2. `@`: Matches the `@` symbol.

3. `\w+`: Matches one or more occurrences of word characters after the `@` symbol.
   - `\w` represents word characters (letters, digits, and underscores).

4. `\.`: Matches a literal dot (period).

5. `\w+`: Matches one or more occurrences of word characters after the dot.
   - `\w` represents word characters (letters, digits, and underscores).


In [13]:
emails_text = """
Here are some made-up email addresses:
john.doe@example.com
mary_smith123@gmail.com
theodore@example.co.uk
contact_us@company.net
info123@yahoo.com
alice.bob@example.org
support@website.io
sales.department@example.com
test.email@domain.com
random.email@subdomain.co
"""

pattern = '[\w\.]+@\w+\.\w+'

re.findall(pattern, emails_text)

['john.doe@example.com',
 'mary_smith123@gmail.com',
 'theodore@example.co',
 'contact_us@company.net',
 'info123@yahoo.com',
 'alice.bob@example.org',
 'support@website.io',
 'sales.department@example.com',
 'test.email@domain.com',
 'random.email@subdomain.co']

What do you observe in the result?
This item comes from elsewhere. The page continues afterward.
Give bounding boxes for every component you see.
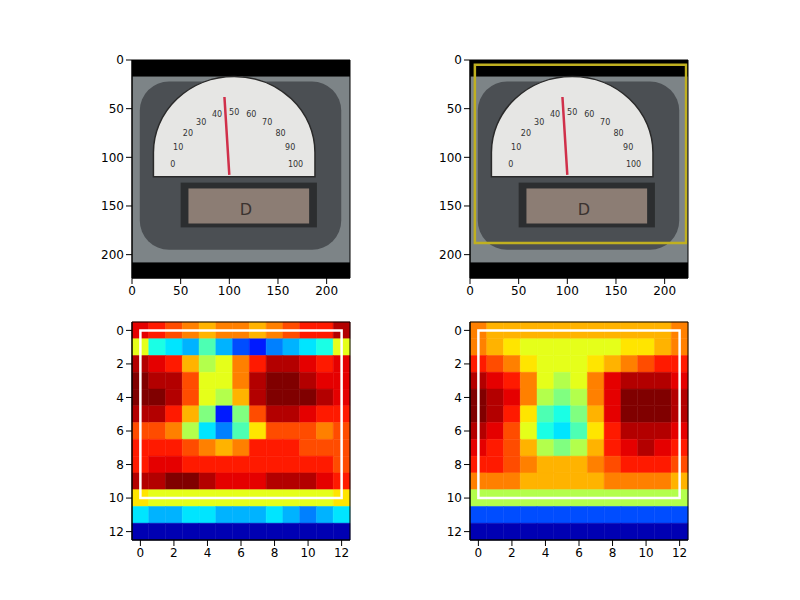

How would you fix it?

In [None]:
# Your answer here

#### 4. `re.finditer(pattern, string)`:
   - Returns an iterator yielding match objects for all occurrences of the `pattern` in the `string`.

In [15]:
pattern = '\d+'
text = 'I have 3 apples and 5 bananas.'

matches = re.finditer(pattern, text)
for match in matches:
    print(f"Match found: {match.group()}")

Match found: 3
Match found: 5


#### 5. `re.sub(pattern, replacement, string)`:
   - Replaces all occurrences of the `pattern` in the `string` with the `replacement` string.

In [17]:
pattern = r'apples'
text = 'I have 3 apples and apples.'

result = re.sub(pattern, 'oranges', text)
print(f"Updated text: {result}")

Updated text: I have 3 oranges and oranges.


In [18]:
re.sub('\d+', '', text)   # replaces numbers for nothing

'I have  apples and apples.'

#### 6. `re.split(pattern, string)`:
   - Splits the `string` by occurrences of the `pattern` and returns a list of substrings.


In [19]:
pattern = '\s+' # matches one or more occurrences of whitespace characters


result = re.split(pattern, text)
print(f"Splitted text: {result}")

Splitted text: ['I', 'have', '3', 'apples', 'and', 'apples.']


### Note

You can use Python functions, for example `re.sub()` instead of `replace()`, or `re.split()` instead of `split()`, if you don't need a regex pattern.